In the summer of 2021 Ethan James Green began to photograph his friends around New York—the model Connie Fleming, stylist Dara Allen, writer Devan Diez, and more among them. They piled hair high on their heads, dressed in lingerie, and crafted scenes all throughout the city. Green first shared a preview of this series in a zine of polaroids published by Dashwood Books in 2021, which was followed up earlier this year with a photo book by Baron Books. Now, the project culminates with an exhibition in New York.
On view now at Kapp Kapp, “Bombshell” presents a tender collection of portraits taken between 2021 and 2022 that reimagines the modern knockout. Outfitted in enormous wigs, corsets, and sky-high heels, Green’s models dangle from street lights, scowl smoking cigarettes, and hang over fire escapes. Rendered in a glossy sheen, they refuse to shrink. More than models, the photographer’s subjects are cultural tastemakers, many of whom are trans women. And in Green’s portraits, they both adopt and subvert visions of femininity: the result a perfect straddling—literally, in Devan, 2021, and Eugenia, 2022, in which the subjects wrap their legs around a metal beam and a tree trunk, respectively.
That Green’s photographs are both dramatic and intimate is unsurprising. He has made a living out of his personal portraiture. The photographer’s black and white portraits are often starkly lit, and his subjects have included the Olsen twins, Michael B. Jordan, Anthony Bourdain, and Green’s own mother. His bombshells, though, are the photographer at his most collaborative and uninhibited.
Each woman performs a different definition of bombshell under Green’s lens. In Sam, 2021, photographer Sam Penn embodies a dreamlike nymph. In Martine, 2022, artist Martine Gutierrez projects a lurid siren. And in Hari, 2021, the actress and model Hari Nef is all tangled up. She lies on her back on the ground, half-dressed in ‘50s-era tights, lingerie, and pumps. Her hair is slicked in an updo, her face perfectly painted in make-up, and her gaze steady.

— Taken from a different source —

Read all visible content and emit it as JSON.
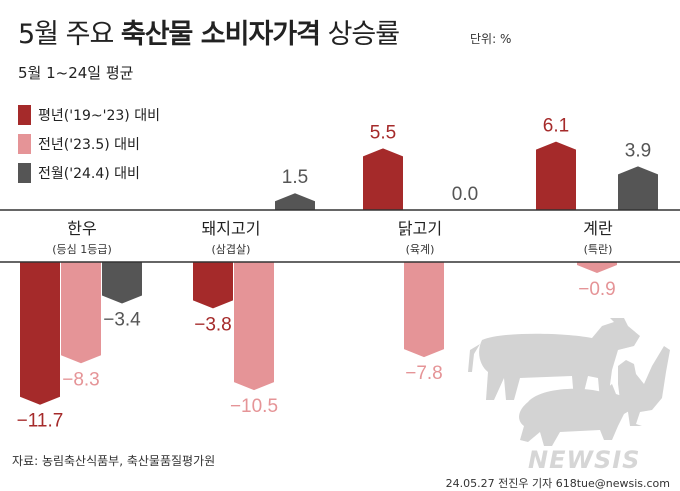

Body contorted, Nef looks softly at the camera, as if she is greeting her guest like any good host: “Hello, welcome in.” In doing so, she emulates the role of housewife and socialite akin to twentieth-century society queen Babe Paley. In another portrait of Nef, also titled Hari, 2021, she whips around in her underwear. Not only is she a sophisticated woman, but she is also a playful girl. Green’s subjects are not one-dimensional iconic symbols of beauty—the personas they embody are complex, lived in.
Even in the show’s most minimal compositions, including two photos titled Gabriella, 2022, a duality exists. In the first, fashion editor Gabriella Karefa-Johnson stands nude against a simple black drape. She is elegantly undone: Her hair is a teased mass, her arms cradle her breasts, and she looks demurely at her viewer. Still, her soft expression is commanding and sophisticated. In the next, she has taken a seat on the ground. She’s dressed in a little plunging dress and wears simple, black stilettos. Her freshly done hair blows in every direction. A sultry, sexy vision, she maintains her vulnerability.
The idea of the bombshell has been long tied up with a narrow notion of ideal femininity, one that is labored over in public and private spheres, and one that caters to the straight, male gaze. Sex sells, but the girls and dolls behind the scenes know the trope is hard to realize. The photographer’s depictions of his friends poke fun at, celebrate, and expand accepted tenants of womanhood. Green’s muses are in control: They unfold in front of his lens, glamorous and with a wink. They know how they intend to be perceived. With every photograph, Green makes a case for a new guard of bombshells, ones who write their own rules.
"Bombshell" is on view at Kapp Kapp Gallery throughOctober 26, 2024 at 86 Walker Street, 4th Floor, New York, NY 10013.